Es quizás el trabajo intelectual de su padre el que más resiente su hija: “Cuanto más se ennegrecían las hojas con su escritura minúscula, menos podía yo llegar a él. Sentía que sobraba. Esa sensación de molestar no me ha abandonado”. Por tanto, más que en sus padres, será en la figura de sus abuelos paternos —símbolos de una acomodada burguesía parisina— donde encontrará un punto de apoyo. También, a falta de una figura paterna, tendrá una multitud de padrinos: la amistad de sus padres con el pintor Roberto Matta o con Julio Cortázar, o las visitas al director de tesis de su madre —de quien terminará heredando un piano— generarán vínculos que le permitirán, de una manera distinta, fijarse un lugar en una constelación que no por artificial resulta menos valiosa. A fin de cuentas, para sus padres la familia “formaba parte de aquellos valores de los que renegaban y que se sustituían por el clan, ideológico, solidario y lírico”.
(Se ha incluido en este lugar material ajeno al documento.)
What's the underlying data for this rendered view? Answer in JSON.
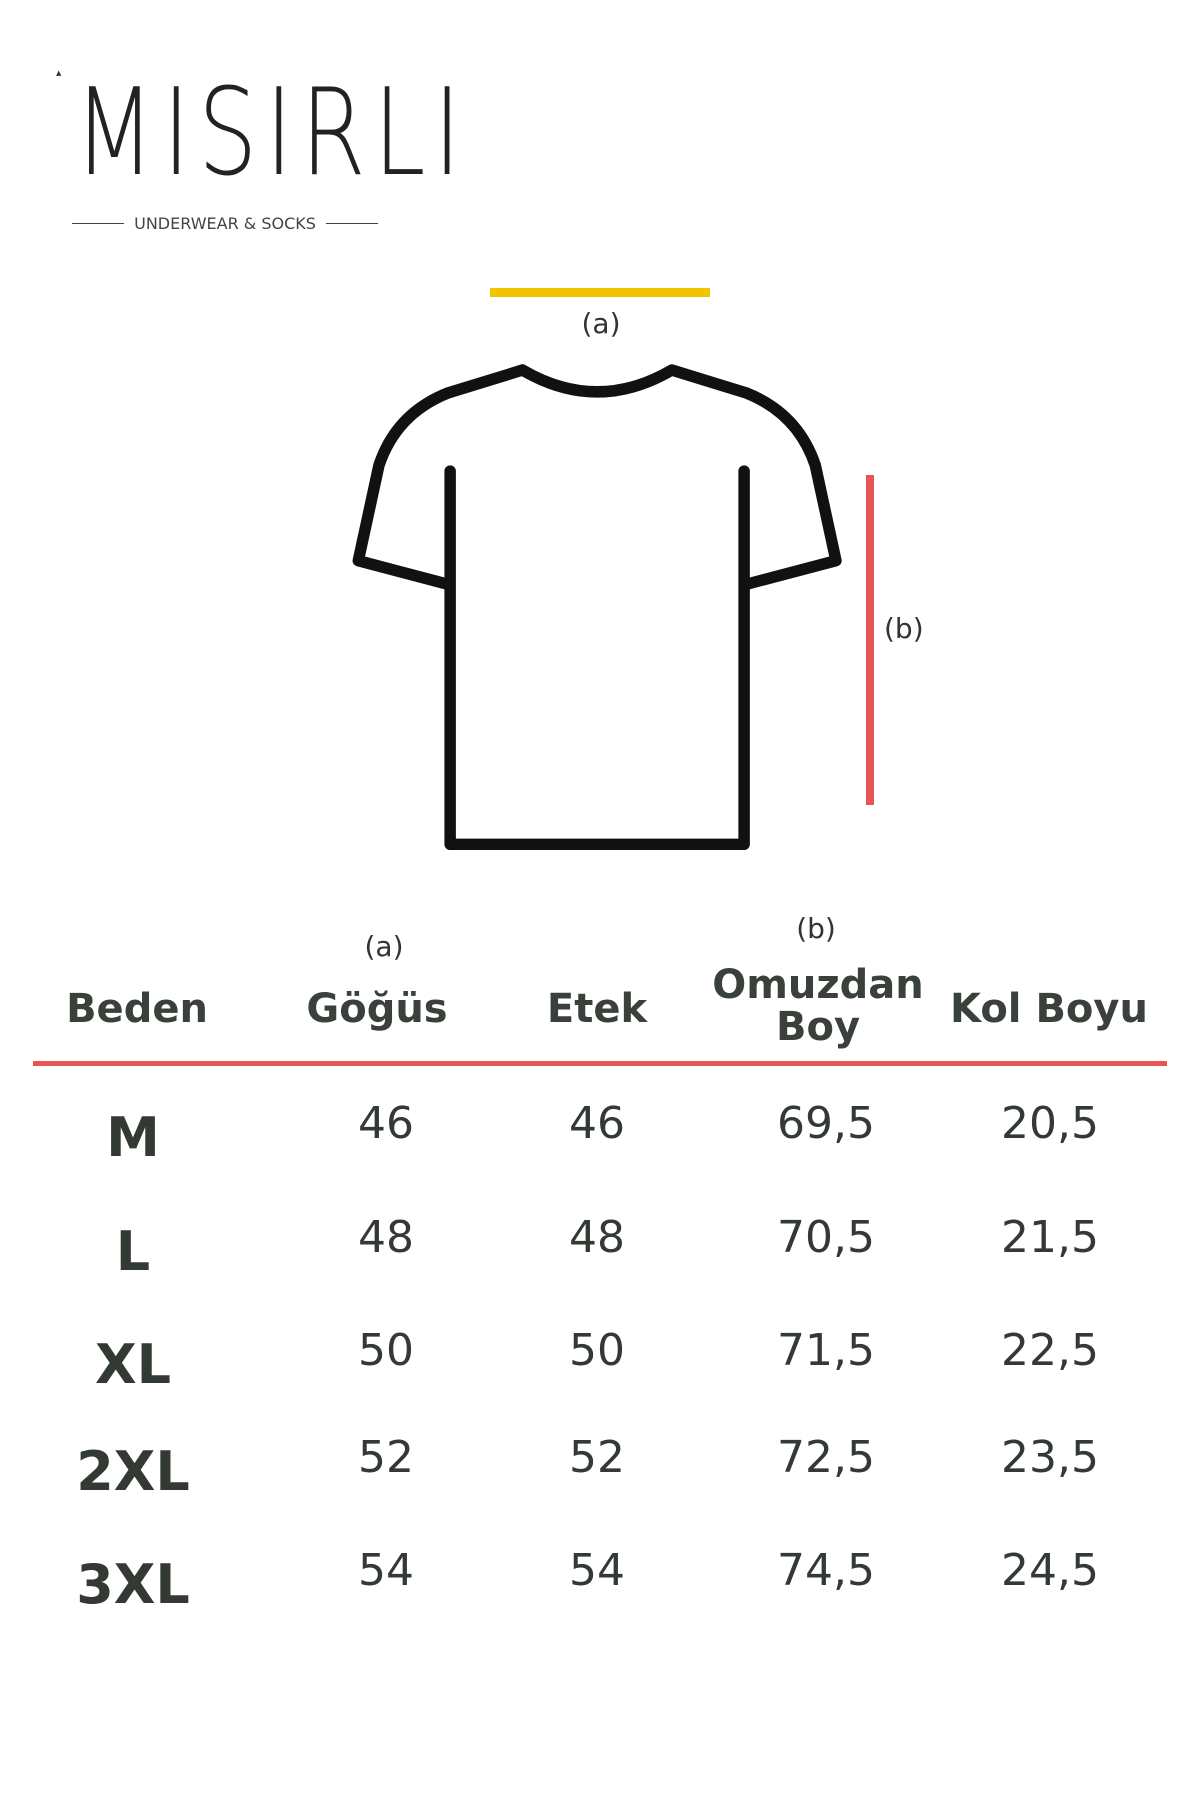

La vida relatada en Hija de revolucionarios intenta asirse a esas biografías, “tan trágicas como líricas”, de sus padres. Como resultado, tenemos un relato con una voz personalísima, entrañable y sensible. Su propia historia, que la vuelve “una persona totalmente hermética a las utopías”, le da la capacidad de arremeter en contra de los ídolos y de desmitificar aquello que nos parecía cómodo. Uno de los puntos más altos de un libro muy recomendable es hacer ver que, visto de cerca, el mito revolucionario pierde parte importante de su mística.